“If, madame, you would accord to me a few moments of your attention—”

But madame was occupied in looking at her poet, who was walking up and down the salon silent and preoccupied.

“Of what can he be thinking?” she said to herself.

Of his digestion only, dear reader. Suffering somewhat from dyspepsia, and always anxious in regard to his health, he never failed, on leaving the table, to walk for half an hour, no matter where he might chance to be.

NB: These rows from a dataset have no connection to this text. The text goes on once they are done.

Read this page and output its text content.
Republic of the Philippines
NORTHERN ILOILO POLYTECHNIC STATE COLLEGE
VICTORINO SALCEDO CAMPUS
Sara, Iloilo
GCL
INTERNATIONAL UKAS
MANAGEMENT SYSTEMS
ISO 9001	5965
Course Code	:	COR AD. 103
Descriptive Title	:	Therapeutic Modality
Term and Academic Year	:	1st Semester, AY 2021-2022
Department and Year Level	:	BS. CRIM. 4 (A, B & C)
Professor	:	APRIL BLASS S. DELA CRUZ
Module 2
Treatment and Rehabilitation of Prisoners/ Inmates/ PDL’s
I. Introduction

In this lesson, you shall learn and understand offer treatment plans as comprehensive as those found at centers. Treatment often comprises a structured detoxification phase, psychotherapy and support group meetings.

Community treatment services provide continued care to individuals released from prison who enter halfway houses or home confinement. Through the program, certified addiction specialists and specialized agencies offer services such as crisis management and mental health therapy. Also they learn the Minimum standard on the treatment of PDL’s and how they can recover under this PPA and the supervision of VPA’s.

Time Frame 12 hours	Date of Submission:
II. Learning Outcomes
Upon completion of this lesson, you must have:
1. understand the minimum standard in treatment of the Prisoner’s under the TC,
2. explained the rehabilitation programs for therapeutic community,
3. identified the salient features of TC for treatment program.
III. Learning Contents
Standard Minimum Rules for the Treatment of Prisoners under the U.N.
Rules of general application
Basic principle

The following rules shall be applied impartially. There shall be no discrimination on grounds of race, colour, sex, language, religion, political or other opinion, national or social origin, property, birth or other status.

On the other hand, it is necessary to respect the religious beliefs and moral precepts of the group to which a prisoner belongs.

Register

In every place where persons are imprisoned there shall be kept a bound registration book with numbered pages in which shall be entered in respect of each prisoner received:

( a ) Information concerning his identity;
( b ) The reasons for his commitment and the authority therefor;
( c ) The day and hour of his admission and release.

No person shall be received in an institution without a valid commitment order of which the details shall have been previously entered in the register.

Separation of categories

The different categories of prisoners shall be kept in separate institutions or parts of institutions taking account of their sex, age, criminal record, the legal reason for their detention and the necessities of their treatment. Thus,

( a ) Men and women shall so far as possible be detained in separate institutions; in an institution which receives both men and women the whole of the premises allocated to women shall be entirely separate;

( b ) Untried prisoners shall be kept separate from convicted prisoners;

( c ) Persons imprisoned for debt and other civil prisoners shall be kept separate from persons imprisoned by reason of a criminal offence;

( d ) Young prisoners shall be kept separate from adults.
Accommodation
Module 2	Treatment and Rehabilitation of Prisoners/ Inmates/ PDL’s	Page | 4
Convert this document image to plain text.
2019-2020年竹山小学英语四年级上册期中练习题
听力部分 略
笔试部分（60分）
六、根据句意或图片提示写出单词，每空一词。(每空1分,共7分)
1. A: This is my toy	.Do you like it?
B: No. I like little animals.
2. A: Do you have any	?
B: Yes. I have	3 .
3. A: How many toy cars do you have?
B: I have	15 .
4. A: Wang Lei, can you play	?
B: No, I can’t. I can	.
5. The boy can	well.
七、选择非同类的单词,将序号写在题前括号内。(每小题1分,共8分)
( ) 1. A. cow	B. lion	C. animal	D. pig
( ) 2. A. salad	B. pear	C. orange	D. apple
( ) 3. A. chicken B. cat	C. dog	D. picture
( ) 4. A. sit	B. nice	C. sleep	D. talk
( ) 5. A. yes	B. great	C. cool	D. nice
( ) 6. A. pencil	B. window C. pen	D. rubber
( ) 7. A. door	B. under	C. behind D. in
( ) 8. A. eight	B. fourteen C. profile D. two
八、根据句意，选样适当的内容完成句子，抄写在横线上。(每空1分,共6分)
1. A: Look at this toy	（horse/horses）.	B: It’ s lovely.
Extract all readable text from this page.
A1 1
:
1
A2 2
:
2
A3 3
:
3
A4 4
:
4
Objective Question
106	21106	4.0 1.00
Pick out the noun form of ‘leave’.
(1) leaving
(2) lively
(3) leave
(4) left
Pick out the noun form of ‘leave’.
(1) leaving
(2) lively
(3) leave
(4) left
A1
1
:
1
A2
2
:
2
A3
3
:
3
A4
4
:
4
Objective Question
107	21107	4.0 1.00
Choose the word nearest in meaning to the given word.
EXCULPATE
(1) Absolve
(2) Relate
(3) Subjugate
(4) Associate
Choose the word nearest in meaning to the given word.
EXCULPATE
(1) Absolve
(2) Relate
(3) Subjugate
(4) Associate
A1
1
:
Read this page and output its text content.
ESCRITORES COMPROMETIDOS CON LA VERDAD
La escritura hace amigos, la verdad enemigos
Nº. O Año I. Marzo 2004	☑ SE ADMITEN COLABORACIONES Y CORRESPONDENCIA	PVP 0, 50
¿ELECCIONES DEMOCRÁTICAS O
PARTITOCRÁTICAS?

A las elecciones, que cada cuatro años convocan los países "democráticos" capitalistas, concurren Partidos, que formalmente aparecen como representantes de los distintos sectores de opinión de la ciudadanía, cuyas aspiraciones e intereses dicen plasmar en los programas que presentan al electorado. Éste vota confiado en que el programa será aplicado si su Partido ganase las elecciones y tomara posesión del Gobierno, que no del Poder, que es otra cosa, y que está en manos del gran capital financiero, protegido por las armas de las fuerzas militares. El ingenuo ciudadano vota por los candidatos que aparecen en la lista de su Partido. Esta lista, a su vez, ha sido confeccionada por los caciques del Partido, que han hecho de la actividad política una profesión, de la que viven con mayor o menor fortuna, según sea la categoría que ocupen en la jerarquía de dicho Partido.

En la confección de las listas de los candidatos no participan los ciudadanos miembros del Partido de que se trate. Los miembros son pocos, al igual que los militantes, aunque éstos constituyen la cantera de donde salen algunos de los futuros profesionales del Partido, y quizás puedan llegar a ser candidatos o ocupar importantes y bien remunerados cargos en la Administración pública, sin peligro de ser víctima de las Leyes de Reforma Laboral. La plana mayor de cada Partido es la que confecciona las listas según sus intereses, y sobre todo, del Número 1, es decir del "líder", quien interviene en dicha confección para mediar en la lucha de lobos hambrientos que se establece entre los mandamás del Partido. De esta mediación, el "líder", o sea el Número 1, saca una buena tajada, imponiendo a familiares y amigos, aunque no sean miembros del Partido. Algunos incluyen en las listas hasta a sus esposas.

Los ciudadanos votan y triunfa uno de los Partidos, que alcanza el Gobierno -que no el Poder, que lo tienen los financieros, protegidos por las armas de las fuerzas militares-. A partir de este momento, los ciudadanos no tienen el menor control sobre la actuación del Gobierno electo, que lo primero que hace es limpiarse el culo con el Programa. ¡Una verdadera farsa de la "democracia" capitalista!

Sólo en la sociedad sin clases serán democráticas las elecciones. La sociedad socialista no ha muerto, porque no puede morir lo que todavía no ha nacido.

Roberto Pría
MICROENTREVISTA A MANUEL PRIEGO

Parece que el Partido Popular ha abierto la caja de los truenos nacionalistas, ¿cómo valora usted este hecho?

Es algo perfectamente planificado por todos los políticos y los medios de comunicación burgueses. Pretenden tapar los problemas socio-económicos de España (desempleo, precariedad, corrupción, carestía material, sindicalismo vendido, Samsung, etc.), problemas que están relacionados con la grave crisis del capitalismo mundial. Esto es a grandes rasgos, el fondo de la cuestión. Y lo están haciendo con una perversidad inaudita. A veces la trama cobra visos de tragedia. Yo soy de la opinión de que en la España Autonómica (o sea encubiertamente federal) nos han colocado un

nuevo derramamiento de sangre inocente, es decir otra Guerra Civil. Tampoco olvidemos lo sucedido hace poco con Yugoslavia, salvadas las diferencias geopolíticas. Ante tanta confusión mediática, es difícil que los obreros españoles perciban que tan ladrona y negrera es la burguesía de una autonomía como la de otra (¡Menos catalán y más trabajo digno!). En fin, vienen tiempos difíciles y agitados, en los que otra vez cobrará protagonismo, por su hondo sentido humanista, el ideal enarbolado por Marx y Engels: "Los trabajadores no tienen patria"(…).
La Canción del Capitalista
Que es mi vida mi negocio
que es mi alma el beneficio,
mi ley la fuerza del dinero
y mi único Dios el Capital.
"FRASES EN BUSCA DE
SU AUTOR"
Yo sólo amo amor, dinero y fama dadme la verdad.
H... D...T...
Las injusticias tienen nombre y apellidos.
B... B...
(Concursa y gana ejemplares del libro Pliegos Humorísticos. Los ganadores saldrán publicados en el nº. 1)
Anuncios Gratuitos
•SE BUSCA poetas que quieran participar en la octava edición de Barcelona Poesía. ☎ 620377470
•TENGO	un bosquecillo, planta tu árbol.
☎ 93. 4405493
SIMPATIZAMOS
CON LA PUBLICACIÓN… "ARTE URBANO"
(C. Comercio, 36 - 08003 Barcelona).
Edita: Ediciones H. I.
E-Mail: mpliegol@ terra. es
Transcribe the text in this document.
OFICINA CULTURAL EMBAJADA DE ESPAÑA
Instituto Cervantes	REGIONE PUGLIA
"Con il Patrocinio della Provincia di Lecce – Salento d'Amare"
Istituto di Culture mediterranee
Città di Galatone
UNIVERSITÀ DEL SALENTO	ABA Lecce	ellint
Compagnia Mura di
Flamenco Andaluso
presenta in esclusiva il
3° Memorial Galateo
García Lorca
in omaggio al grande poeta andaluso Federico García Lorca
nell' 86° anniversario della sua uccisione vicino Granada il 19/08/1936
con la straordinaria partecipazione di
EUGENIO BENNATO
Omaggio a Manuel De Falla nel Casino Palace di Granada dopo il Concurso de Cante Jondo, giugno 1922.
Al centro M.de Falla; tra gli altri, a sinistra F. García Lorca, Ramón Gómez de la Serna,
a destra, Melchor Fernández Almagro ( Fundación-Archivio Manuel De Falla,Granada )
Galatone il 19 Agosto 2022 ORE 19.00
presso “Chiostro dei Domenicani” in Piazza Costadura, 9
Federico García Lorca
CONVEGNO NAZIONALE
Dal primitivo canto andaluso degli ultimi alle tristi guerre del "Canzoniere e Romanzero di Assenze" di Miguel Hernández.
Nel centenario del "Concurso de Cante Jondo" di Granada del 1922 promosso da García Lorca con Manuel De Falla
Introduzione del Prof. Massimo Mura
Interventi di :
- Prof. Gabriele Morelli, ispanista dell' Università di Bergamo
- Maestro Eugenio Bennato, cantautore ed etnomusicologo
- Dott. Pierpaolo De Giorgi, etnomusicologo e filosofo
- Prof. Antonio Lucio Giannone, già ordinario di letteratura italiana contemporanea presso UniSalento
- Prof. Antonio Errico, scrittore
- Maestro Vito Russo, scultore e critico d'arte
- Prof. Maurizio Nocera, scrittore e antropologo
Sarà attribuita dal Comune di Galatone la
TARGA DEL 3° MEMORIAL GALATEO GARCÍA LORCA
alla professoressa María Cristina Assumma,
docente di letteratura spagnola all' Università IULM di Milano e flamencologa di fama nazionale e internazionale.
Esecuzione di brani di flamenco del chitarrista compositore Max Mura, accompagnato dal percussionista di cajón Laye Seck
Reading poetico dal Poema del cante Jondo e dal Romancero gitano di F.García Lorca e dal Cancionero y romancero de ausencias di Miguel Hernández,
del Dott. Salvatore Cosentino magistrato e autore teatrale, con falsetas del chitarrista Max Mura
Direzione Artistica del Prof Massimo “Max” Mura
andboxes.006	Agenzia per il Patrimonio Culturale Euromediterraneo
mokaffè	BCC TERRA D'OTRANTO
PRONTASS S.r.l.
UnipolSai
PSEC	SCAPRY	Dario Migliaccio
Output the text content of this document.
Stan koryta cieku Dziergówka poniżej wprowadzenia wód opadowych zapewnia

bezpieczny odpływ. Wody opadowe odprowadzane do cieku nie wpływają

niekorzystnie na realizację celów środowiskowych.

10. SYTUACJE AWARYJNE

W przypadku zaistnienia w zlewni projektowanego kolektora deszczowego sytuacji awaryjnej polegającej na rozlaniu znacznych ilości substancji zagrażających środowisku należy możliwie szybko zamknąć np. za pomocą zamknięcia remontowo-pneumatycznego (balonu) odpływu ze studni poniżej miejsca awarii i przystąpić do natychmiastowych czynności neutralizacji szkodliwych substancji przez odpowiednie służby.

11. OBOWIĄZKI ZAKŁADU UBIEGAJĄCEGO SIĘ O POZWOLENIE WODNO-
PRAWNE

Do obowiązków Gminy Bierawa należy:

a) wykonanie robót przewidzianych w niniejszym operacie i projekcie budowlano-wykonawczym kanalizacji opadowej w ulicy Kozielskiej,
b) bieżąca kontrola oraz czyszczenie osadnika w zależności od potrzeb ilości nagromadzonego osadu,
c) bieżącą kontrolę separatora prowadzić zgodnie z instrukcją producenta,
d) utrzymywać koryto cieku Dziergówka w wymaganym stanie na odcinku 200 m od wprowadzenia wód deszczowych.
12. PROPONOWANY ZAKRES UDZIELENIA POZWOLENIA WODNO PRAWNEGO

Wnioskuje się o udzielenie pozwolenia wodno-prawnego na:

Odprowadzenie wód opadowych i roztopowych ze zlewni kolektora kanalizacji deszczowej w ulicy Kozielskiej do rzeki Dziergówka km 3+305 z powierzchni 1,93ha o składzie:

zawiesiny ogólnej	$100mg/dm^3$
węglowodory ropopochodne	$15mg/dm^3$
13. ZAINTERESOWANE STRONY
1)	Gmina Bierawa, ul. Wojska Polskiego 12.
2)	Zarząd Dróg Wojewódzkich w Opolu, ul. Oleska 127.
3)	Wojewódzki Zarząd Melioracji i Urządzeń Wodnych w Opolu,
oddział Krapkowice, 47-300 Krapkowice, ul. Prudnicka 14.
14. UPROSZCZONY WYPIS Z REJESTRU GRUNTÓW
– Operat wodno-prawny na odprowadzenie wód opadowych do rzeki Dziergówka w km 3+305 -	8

Ida watched him silently. For the first time in her life she loved, really and passionately, and felt her heart beat as it had never beat before. Foolish and ignorant, while at the same time credulous and romantic; very near that fatal age—thirty years—which is almost certain to create in woman a great transformation; she now, aided by the memory of every romance she had ever read, created for herself an ideal who resembled D’Argenton. The expression of her face so changed in looking at him, her laughing eyes assumed so tender an expression, that her passion soon ceased to be a mystery to any one.

Moronval, who looked on, shrugged his shoulders, with a glance at his wife. “She is simply crazy,” he said to himself.

She certainly was crazed in a degree; and, after dinner, she tormented herself to find some way of returning to the good graces of D’Argenton, and, as he approached her in his walk, she said,—

“If M. d’Argenton wished to be very amiable, he would recite to us that beautiful poem which created such a sensation the other evening. I have thought of it all the week. There is one verse that haunts me, especially the final line:

‘And I believe in love,
As I believe in a good God above.’”

“As I believe in God above,” said the poet, making as horrible a grimace as if his finger had been caught in a vice.